Tobacco

NYC Prohibits Sale of Tobacco Products to Anyone Under 21

Bloomberg signs bill that includes e-cigs; also bans cigarette coupons, more

NEW YORK -- Mayor Michael Bloomberg signed legislation Tuesday banning the sale of tobacco products to anyone under the age of 21, making New York the first large city or state in the country to prohibit sales to young adults, according to an Associated Press report.

Michael Bloomberg

During a brief ceremony at City Hall, Bloomberg said: "The first two of nine bills before me today further our successful efforts to reduce smoking in New York City. Introductory Number 250-A … raises the legal age to sell tobacco products, including e-cigarettes, to 21, which will prevent young people from experimenting with tobacco when they are most likely to become addicted.
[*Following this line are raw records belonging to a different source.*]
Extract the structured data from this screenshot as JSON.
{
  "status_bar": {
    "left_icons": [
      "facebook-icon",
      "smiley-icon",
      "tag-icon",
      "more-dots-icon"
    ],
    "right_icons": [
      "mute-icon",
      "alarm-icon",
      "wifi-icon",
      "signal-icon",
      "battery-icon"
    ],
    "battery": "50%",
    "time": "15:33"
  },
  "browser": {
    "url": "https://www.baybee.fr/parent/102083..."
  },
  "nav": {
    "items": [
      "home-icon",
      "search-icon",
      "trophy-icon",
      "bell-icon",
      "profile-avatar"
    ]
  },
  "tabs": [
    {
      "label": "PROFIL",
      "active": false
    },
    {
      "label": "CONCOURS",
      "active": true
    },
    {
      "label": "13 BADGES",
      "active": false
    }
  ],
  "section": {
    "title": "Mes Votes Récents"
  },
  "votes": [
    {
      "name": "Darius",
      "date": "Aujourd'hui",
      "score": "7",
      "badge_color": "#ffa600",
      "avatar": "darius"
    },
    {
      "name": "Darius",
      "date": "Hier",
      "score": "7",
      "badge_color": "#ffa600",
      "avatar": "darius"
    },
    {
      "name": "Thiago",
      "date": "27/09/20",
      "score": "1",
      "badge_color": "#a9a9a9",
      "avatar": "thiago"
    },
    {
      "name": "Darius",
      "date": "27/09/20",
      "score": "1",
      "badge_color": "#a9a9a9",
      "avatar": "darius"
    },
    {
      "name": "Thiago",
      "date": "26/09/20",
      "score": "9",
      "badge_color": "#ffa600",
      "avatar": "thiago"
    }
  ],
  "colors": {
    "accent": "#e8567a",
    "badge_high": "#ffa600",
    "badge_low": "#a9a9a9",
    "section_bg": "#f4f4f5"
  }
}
"Any person operating a place of business where cigarettes, tobacco products or electronic cigarettes are sold or offered for sale will be prohibited from selling such products to anyone under the age of 21, and they will be required to post a sign in a conspicuous location stating the new law. Sales of these products shall be made only to an individual who demonstrates, through a driver's license or other photographic identification card issued by a government entity or educational institution, that the individual is at least 21 years of age."

He continued: "Next is Introductory Number 1021-A. … This legislation will curb the evasion of cigarette taxes; ban the redemption of coupons and other price reduction instruments in the sale of cigarettes and tobacco products to consumers; create a price floor for a pack of cigarettes and little cigars; and require inexpensive cigars to be sold in packages of no fewer than four.

"In addition this law will allow the Department of Finance to seal the premises of those retailers who violate the law three times over three year period. Cigarette tax evasion puts law-abiding retailers at a competitive disadvantage relative to retailers and street sellers selling untaxed cigarettes. Cigarette tax evasion also hurts the government and taxpayers. New York State's Department of Health estimated that cigarette excise tax evasion deprived the state of $500 million in 2009, Bloomberg said.

Tobacco companies and some retailers had opposed the age increase, saying it would simply drive teenagers to the city's thriving black market.

"What are you really accomplishing? It's not like they are going to quit smoking. Why? Because there are so many other places they can buy cigarettes," Jim Calvin, president of the New York Association of Convenience Stores (NYACS), told AP. "Every 18-year-old who walks out of a convenience store is just going to go to the guy in the white van on the corner."

Large cigarette companies now commonly offer merchants incentives to run price promotions to bring in new customers. Those discounts, though, will be banned by the new law, which aims to keep the price of cigarettes high as a way of deterring smokers. The city already has the nation's highest cigarette taxes.

Calvin said the elimination of discounts would further feed the drift away from legal cigarettes, and toward illicit supplies brought into the city by dealers who buy them at greatly reduced prices in other states, where tobacco taxes are low.

Both bills were passed by the City Council late last month. The legislation also prohibits the sale of small cigars in packages of less than 20 and increases penalties for retailers that violate sales regulations.